Cosa si prova ad aver raggiunto la finale
Abbiamo vinto quasi tutte le partite, sia in casa che in trasferta, e abbiamo concluso bene la fase campionato. Le partite non sono sempre state facili e, nella fase ad eliminazione diretta, siamo stati in grado di ribaltare lo svantaggio dell'andata, ad esempio contro Genk o Braga. In quei momenti abbiamo dovuto dare il massimo e dimostrare la nostra forza come squadra, e ora siamo in finale.
Penso che sia ancora più speciale per noi, rispetto ad altri club più blasonati. Veniamo da un contesto completamente diverso; molti di quelli che oggi sono titolari sanno cosa significa lottare contro la retrocessione, dare il massimo fino alla fine della stagione. Attualmente stiamo vivendo un momento fantastico, frutto di un lungo lavoro da parte di tutti all'interno del club, e speriamo che possa continuare.
Il suo forte legame con il Freiburg
Sono un tifoso del Freiburg da quando avevo 11 o 12 anni. Mio padre era, e lo è ancora, un tifoso del Freiburg ed è stato lui a portarmi qui. All'epoca andavamo spesso a vedere le partite, dalla Südtribüne nel vecchio stadio e vedevamo in campo giocatori che sono ancora nel club come [Matthias] Ginter, Christian Günter e altri.
Li ho visti giocare e ora Günter è il mio capitano. È una sensazione fantastica. Sono di qui e tutta la mia famiglia è qui. Non ho più biglietti. Verranno tutti: tutti i miei amici, la mia famiglia, i miei agenti, tutti coloro che mi hanno sostenuto nel mio percorso qui.
Il momento più bello della stagione
La semifinale d'andata contro il Braga, in cui ho parato un rigore, è stata ovviamente incredibile per me. La partita di ritorno, invece, rimarrà per sempre un momento indimenticabile della mia carriera. L'atmosfera che si respirava allo stadio quella sera è qualcosa che non avevo mai provato prima, da quando gioco qui e tifo per il Freiburg.

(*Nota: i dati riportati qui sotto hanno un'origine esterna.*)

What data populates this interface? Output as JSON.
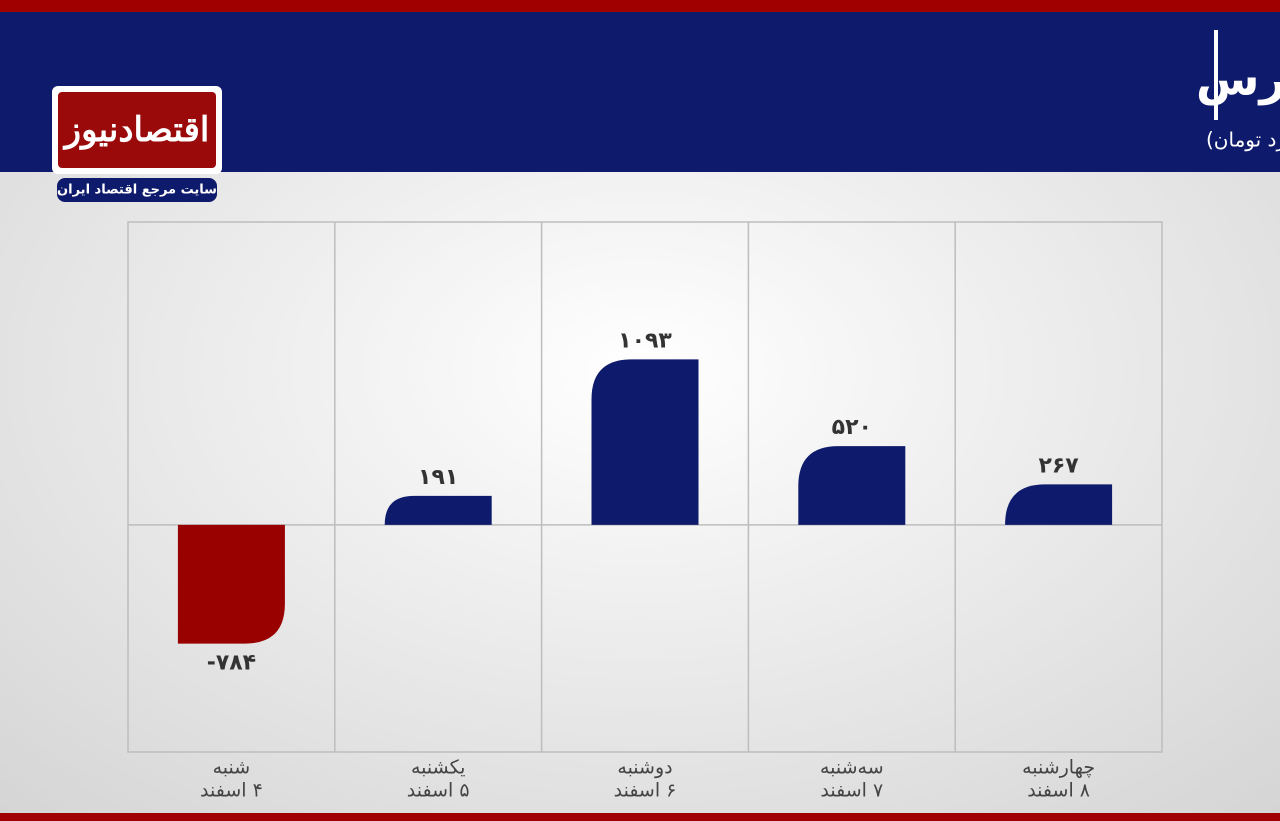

Il ruolo dell'allenatore Julian Schuster
Purtroppo non ho mai giocato con lui, ma lo conosco abbastanza bene come allenatore, perché lavoriamo insieme da quando ha assunto l'incarico nel 2024. I suoi successi parlano da soli. Nei due anni in cui è stato qui, abbiamo raggiunto la semifinale di Coppa di Germania e la finale di Europa League.
L'anno scorso siamo arrivati quinti e ci siamo qualificati per l'Europa League. Abbiamo giocato l'ultima partita della stagione dello scorso anno contro l'Eintracht in questo stadio, una vera e propria battaglia per la Champions League. Non c'è molto altro da aggiungere.
La sua esperienza con la Germania a EURO U21
Sono cresciuto molto grazie a quel torneo e ho capito cosa significa giocare nelle fasi a eliminazione diretta, nei quarti di finale, in semifinali e finale.
Anche se abbiamo perso la finale, ho fatto tesoro di quell'esperienza e l'ho trasformata in motivazione per raggiungere un'altra finale il prima possibile. Ho dato tutto per riuscirci e ho lavorato duramente, ora giocherò un'altra finale e sono molto emozionato. Voglio vincere.
La preparazione per i calci di rigore
Analizzo tutte le situazioni e guardo molto calcio: i miglioramenti arrivano naturalmente. Ci vogliono anche tempo e impegno per essere il più preparati possibile per i rigori o per le situazioni di gioco. Alla fine, ovviamente, potrebbe essere fortuna, ma con tanto lavoro puoi davvero far pendere la bilancia a tuo favore e costruire la situazione ideale.
Spero che riusciremo a chiudere la partita entro i 90 minuti, ma se si andrà ai rigori sono certo che sarò pronto e darò il massimo.
L'intervista si è svolta l'11 maggio 2026.